If you think about it, that’s the three men who came closest to leading the country rather than Johnson, all vehemently criticising his depraved decision to prioritise the economy over saving people’s lives.
Profoundly different outcome
I’m no fan of either of them politically, but it’s beyond doubt that had Rory Stewart or Jeremy Hunt won the Tory leadership, the UK’s coronavirus response in the crucial early stages would have been profoundly different to the incompetent, self-defeating, and ideologically depraved care home massacre Johnson has overseen.
And had the public picked Jeremy Corbyn as Prime Minister in December 2019 instead of Johnson, it’s absolutely beyond doubt that he would have adopted the humanitarian approach and prioritised saving lives, instead of following Johnson’s horrific policy of allowing the virus to spread like wildfire based on a crazed imperialist delusion that he’d show the Johnny Foreigners a thing or two, causing them to bow down and worship him as their “superman of capitalism”!

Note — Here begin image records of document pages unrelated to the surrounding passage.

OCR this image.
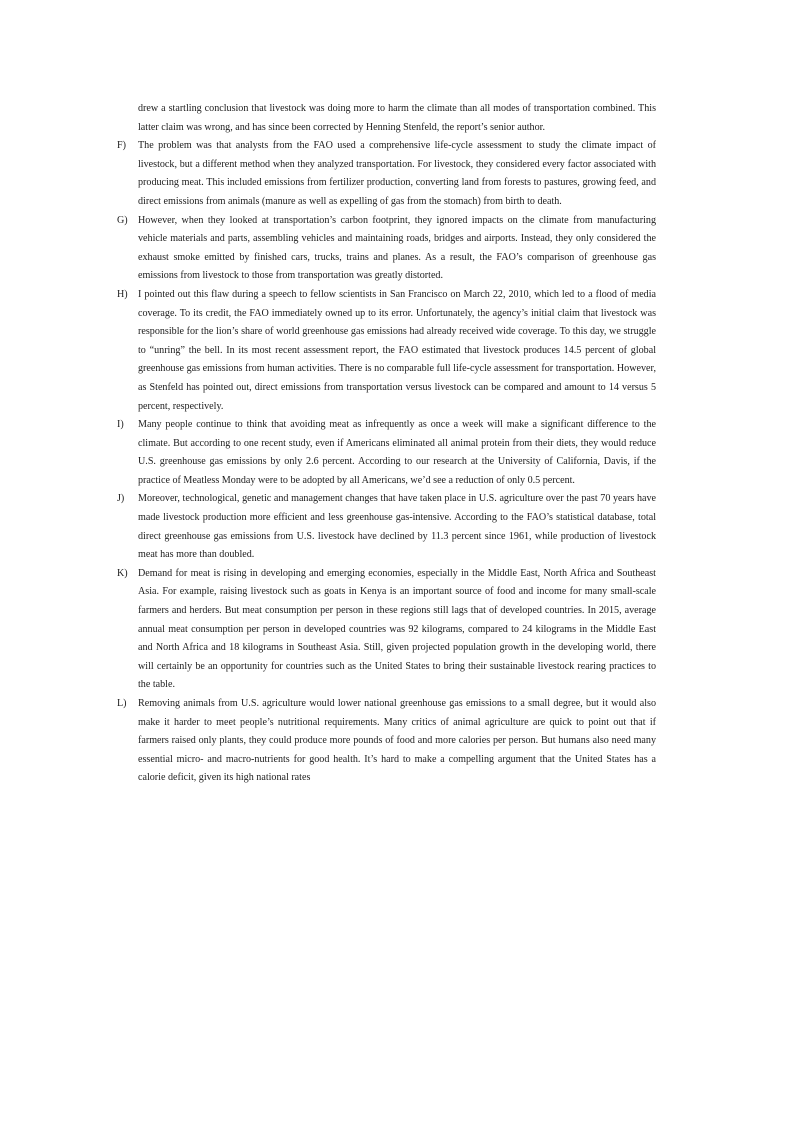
drew a startling conclusion that livestock was doing more to harm the climate than all modes of transportation combined. This latter claim was wrong, and has since been corrected by Henning Stenfeld, the report’s senior author.

F)	The problem was that analysts from the FAO used a comprehensive life-cycle assessment to study the climate impact of livestock, but a different method when they analyzed transportation. For livestock, they considered every factor associated with producing meat. This included emissions from fertilizer production, converting land from forests to pastures, growing feed, and direct emissions from animals (manure as well as expelling of gas from the stomach) from birth to death.
G)	However, when they looked at transportation’s carbon footprint, they ignored impacts on the climate from manufacturing vehicle materials and parts, assembling vehicles and maintaining roads, bridges and airports. Instead, they only considered the exhaust smoke emitted by finished cars, trucks, trains and planes. As a result, the FAO’s comparison of greenhouse gas emissions from livestock to those from transportation was greatly distorted.
H)	I pointed out this flaw during a speech to fellow scientists in San Francisco on March 22, 2010, which led to a flood of media coverage. To its credit, the FAO immediately owned up to its error. Unfortunately, the agency’s initial claim that livestock was responsible for the lion’s share of world greenhouse gas emissions had already received wide coverage. To this day, we struggle to “unring” the bell. In its most recent assessment report, the FAO estimated that livestock produces 14.5 percent of global greenhouse gas emissions from human activities. There is no comparable full life-cycle assessment for transportation. However, as Stenfeld has pointed out, direct emissions from transportation versus livestock can be compared and amount to 14 versus 5 percent, respectively.
I)	Many people continue to think that avoiding meat as infrequently as once a week will make a significant difference to the climate. But according to one recent study, even if Americans eliminated all animal protein from their diets, they would reduce U.S. greenhouse gas emissions by only 2.6 percent. According to our research at the University of California, Davis, if the practice of Meatless Monday were to be adopted by all Americans, we’d see a reduction of only 0.5 percent.
J)	Moreover, technological, genetic and management changes that have taken place in U.S. agriculture over the past 70 years have made livestock production more efficient and less greenhouse gas-intensive. According to the FAO’s statistical database, total direct greenhouse gas emissions from U.S. livestock have declined by 11.3 percent since 1961, while production of livestock meat has more than doubled.
K)	Demand for meat is rising in developing and emerging economies, especially in the Middle East, North Africa and Southeast Asia. For example, raising livestock such as goats in Kenya is an important source of food and income for many small-scale farmers and herders. But meat consumption per person in these regions still lags that of developed countries. In 2015, average annual meat consumption per person in developed countries was 92 kilograms, compared to 24 kilograms in the Middle East and North Africa and 18 kilograms in Southeast Asia. Still, given projected population growth in the developing world, there will certainly be an opportunity for countries such as the United States to bring their sustainable livestock rearing practices to the table.
L)	Removing animals from U.S. agriculture would lower national greenhouse gas emissions to a small degree, but it would also make it harder to meet people’s nutritional requirements. Many critics of animal agriculture are quick to point out that if farmers raised only plants, they could produce more pounds of food and more calories per person. But humans also need many essential micro- and macro-nutrients for good health. It’s hard to make a compelling argument that the United States has a calorie deficit, given its high national rates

Sure Corbyn, Stewart, or Hunt would have had their own weaknesses, called certain things badly under the stress, been dragged in wrong directions by members of their own party … because everybody makes mistakes, especially in times of crisis.
But one thing you can say with a very strong degree of certainty is that none of them would have followed Johnson’s depraved strategy of sacrificing tens of thousands of lives in a spectacularly failed attempt to save the economy.
Not hindsight at all
We know they would have taken more humane approaches because they were all vehemently objecting back in that crucial period in March, when Johnson was deliberately condemning huge numbers of people to death by letting the virus spread like wildfire.
The recently completed epidemiological modelling demonstrating that tens of thousands died unnecessarily as a result of Johnson’s ideological decision making isn’t “hindsight” at all. It’s evidence that Johnson’s critics were absolutely right at the time, and that Johnson was horrifyingly and unforgivably wrong.